Many logistics REITs expect inventory levels to stabilize at higher levels.
Supply chain issues are still prevalent with shipping costs still at record highs. Railroad strikes were narrowly avoided in mid-September but illustrated how easily further supply chain disruptions could occur. Because of the severe supply chain constraints seen earlier in 2020, many retailers (both traditional and e-commerce) are still wary of higher consumer demand coupled with longer shipping times which could put them in a position with little available inventory. Because of this, many retailers shifted their models from “just-in-time” to “just-in-case” and held on to larger levels of inventory. Current inventory-to-sales levels are still below pre-pandemic levels for clothing, which was one of the segments mentioned in our previous e-commerce note. General merchandise inventory-to-sales levels are slightly higher than pre-pandemic levels, but part of this may be attributed to the “safety stock” of inventory. Some large retailers like Wal-Mart have found themselves with too much inventory, while delivery companies like FedEx (FDX) have also warned of a deceleration in demand. These downturns are somewhat expected when consumer demand preferences shift as rapidly as they did over the past two years—for example, consumers are now buying less home improvement goods and furniture as they did when they were staying at home. Additionally, rising inflation remains a factor that creates uncertainty for consumer discretionary spending. But long-term, these issues should subside, and inventory-to-sales ratios should stabilize at least to pre-pandemic levels—although estimates from PLD predict that ratios will actually settle 5-10% above pre-pandemic levels due to retailers holding more safety stock, particularly in cases where transportation costs outweigh storage costs. (4)
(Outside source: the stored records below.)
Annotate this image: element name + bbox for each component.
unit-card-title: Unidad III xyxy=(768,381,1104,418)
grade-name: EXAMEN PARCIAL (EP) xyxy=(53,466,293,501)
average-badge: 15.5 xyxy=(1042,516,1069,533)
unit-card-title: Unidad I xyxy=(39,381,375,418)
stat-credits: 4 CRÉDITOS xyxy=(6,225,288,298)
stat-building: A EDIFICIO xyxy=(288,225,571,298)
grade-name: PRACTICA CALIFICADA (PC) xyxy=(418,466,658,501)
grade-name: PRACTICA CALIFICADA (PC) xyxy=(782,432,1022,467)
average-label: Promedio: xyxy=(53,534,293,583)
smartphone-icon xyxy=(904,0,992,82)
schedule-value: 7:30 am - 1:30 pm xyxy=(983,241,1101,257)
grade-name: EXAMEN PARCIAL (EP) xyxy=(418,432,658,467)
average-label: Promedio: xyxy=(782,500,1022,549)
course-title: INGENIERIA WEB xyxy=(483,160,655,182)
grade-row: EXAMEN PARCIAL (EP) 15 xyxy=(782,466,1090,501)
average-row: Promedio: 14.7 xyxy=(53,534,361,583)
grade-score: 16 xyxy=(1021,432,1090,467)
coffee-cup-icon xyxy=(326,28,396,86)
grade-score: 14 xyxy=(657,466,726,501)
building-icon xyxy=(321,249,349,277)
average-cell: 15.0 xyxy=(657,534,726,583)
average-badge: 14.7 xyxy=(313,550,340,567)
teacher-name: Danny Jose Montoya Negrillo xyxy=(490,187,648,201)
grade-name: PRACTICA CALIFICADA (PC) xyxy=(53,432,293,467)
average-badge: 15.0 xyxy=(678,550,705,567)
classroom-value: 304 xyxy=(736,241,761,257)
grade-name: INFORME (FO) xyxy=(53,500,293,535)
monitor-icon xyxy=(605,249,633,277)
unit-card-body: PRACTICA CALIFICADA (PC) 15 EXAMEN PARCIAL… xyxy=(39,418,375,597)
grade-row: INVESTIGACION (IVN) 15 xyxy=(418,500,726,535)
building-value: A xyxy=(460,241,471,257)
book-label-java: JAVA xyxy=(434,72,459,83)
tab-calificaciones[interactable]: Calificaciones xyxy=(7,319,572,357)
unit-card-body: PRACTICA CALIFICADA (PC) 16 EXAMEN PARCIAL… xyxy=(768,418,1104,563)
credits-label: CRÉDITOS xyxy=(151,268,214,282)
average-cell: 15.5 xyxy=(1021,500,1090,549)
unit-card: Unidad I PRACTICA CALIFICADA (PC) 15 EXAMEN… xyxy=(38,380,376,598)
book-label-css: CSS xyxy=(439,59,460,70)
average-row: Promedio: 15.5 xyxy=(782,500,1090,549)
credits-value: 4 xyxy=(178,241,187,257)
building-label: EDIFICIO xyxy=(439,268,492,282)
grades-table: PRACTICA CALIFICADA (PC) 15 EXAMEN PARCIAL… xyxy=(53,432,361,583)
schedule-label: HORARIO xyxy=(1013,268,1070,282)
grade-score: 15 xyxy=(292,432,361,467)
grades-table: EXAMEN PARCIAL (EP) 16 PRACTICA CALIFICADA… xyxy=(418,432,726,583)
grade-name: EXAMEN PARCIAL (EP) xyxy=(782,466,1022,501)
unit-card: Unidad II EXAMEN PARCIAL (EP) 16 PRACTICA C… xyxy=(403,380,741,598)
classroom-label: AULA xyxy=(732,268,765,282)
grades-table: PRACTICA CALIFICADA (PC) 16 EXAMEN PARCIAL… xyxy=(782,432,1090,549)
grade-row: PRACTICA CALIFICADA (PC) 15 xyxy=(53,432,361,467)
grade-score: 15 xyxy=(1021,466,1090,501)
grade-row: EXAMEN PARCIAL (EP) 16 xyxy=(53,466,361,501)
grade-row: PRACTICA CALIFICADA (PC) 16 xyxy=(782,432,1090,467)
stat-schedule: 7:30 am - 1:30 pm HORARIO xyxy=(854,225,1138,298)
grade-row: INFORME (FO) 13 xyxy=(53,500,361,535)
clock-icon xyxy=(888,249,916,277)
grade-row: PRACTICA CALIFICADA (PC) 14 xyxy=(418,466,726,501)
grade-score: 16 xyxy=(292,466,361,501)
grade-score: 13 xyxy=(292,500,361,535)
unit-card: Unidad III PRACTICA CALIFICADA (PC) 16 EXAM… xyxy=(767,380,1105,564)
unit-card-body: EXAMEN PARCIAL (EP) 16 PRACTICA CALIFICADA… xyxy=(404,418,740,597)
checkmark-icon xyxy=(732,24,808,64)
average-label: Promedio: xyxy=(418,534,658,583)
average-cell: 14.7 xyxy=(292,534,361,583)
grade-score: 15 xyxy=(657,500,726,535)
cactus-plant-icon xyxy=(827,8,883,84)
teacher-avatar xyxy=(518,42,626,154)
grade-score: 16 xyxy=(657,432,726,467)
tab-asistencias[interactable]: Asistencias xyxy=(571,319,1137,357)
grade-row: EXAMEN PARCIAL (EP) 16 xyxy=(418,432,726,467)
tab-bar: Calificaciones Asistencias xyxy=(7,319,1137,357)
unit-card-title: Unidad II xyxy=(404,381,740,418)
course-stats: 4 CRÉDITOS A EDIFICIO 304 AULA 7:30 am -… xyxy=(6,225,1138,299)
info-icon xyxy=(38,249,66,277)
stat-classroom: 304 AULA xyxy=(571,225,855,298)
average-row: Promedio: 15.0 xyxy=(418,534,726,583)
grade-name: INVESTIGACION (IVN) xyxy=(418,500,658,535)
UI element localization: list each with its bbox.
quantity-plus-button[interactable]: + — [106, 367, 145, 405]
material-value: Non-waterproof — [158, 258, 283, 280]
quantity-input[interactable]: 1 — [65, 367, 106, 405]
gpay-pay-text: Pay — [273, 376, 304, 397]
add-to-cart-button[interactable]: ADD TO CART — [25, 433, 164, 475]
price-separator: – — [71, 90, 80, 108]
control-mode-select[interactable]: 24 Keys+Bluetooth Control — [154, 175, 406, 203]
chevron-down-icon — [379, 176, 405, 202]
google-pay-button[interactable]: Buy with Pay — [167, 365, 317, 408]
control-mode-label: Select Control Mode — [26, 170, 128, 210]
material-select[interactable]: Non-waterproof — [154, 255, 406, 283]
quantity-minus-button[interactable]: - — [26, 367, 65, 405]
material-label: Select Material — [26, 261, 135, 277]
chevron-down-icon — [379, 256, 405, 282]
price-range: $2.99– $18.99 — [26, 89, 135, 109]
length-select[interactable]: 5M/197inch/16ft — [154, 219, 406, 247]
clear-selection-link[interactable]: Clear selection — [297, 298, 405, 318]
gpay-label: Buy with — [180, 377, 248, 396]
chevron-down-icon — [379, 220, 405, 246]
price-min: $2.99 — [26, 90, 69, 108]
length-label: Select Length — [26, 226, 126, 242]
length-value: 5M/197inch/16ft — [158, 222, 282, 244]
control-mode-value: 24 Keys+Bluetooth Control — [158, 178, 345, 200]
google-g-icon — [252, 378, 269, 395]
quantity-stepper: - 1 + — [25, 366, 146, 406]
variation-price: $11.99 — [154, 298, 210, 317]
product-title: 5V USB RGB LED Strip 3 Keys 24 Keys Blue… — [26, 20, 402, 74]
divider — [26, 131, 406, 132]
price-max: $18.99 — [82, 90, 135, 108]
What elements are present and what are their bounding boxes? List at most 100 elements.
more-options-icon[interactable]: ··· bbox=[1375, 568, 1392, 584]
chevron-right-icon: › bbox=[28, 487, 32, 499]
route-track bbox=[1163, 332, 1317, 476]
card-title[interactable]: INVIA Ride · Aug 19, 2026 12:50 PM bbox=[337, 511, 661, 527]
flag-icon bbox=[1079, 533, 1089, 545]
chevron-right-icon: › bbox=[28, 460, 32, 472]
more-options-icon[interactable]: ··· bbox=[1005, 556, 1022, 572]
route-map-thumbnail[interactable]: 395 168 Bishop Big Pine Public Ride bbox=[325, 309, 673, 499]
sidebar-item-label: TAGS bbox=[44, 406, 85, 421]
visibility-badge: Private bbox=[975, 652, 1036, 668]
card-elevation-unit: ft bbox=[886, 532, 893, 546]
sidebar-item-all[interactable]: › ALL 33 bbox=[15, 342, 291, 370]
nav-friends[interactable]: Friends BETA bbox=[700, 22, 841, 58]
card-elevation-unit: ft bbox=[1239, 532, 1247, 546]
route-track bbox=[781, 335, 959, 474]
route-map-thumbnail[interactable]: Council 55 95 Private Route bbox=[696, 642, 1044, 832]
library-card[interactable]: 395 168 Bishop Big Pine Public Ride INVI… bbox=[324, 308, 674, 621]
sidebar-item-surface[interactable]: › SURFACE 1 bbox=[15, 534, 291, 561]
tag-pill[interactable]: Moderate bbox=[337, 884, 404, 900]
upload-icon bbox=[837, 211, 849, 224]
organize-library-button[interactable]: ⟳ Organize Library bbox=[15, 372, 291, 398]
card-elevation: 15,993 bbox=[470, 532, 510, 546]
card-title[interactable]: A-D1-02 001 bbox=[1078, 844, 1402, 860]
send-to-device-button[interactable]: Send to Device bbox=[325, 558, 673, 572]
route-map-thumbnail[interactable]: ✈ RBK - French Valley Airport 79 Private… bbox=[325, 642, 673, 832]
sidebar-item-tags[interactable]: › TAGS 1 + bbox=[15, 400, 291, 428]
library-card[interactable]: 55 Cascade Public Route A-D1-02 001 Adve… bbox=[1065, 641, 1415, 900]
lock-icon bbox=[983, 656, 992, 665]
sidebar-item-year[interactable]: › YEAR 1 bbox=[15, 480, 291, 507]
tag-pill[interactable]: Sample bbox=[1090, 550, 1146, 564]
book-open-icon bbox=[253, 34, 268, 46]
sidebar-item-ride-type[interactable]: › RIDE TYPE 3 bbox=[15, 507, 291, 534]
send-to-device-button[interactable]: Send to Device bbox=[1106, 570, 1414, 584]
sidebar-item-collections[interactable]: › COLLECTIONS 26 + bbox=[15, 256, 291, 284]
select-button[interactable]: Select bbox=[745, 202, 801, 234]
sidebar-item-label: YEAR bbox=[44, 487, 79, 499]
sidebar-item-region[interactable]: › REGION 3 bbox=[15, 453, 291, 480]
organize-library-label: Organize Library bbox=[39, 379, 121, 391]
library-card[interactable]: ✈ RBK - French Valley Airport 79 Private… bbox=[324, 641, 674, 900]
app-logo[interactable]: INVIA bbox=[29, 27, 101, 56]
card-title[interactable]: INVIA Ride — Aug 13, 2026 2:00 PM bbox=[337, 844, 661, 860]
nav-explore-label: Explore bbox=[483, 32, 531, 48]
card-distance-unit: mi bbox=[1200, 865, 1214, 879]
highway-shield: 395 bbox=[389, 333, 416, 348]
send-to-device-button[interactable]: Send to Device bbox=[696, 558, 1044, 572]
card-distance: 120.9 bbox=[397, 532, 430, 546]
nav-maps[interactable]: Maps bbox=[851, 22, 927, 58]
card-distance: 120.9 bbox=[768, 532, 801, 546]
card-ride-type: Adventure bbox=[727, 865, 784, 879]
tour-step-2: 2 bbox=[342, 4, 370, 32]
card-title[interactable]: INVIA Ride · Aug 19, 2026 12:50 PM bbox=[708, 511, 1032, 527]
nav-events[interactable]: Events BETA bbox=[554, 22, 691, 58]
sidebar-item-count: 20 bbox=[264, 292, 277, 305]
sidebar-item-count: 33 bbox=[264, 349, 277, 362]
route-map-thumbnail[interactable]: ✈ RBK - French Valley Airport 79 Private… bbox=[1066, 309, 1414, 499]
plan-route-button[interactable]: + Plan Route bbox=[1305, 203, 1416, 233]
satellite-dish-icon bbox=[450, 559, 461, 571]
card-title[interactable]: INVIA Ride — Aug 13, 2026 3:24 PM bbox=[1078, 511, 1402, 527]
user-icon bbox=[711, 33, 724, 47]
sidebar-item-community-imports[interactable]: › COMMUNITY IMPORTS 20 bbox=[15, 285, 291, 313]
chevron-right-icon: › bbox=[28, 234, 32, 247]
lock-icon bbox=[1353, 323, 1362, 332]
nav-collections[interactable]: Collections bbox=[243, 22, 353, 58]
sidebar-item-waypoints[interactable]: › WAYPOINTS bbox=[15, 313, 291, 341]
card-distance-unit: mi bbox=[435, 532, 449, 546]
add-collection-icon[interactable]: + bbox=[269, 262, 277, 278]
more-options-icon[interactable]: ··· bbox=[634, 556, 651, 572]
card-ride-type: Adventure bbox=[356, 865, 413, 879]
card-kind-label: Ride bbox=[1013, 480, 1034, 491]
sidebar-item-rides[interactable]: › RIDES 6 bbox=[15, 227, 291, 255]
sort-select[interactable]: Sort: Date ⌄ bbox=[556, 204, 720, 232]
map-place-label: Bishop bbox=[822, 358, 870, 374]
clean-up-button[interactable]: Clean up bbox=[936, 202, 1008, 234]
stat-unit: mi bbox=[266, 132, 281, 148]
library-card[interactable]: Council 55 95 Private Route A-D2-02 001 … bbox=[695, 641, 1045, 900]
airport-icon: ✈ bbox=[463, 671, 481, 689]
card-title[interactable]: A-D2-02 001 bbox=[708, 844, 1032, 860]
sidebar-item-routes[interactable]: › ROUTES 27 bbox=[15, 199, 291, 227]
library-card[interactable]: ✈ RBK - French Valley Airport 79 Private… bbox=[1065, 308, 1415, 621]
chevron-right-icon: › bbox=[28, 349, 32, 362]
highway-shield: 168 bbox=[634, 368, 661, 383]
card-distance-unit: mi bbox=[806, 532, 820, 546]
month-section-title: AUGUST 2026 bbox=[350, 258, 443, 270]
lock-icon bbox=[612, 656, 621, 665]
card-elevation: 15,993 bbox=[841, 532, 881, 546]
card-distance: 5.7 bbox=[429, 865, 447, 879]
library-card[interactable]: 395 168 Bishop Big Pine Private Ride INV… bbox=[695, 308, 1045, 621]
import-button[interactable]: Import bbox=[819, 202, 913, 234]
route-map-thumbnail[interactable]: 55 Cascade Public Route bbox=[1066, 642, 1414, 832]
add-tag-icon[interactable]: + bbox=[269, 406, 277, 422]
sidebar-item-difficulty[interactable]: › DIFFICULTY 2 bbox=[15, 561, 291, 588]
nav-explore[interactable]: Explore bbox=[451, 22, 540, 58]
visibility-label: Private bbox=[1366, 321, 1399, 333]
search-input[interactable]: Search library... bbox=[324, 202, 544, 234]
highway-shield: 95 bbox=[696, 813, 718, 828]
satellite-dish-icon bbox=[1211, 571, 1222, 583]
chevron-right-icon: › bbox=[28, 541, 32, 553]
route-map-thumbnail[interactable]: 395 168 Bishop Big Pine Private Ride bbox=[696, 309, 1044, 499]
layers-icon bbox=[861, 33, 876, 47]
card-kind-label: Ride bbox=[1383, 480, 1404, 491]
E-commerce growth continues to drive higher demand, new leases, and higher occupancy rates in logistics warehousing. Although REITs have seen a large sell-off in early 2022, LANDX has still been able to outperform both the S&P 500 (SPX) and the FTSE Nareit All Equity REITs Index (FNER) on a total return basis, while offering higher yields than broader equities.
The Alerian Disruptive Technology Real Estate Index (LANDX) is the underlying index for the First Trust Alerian Disruptive Technology Real Estate ETF (DTRE).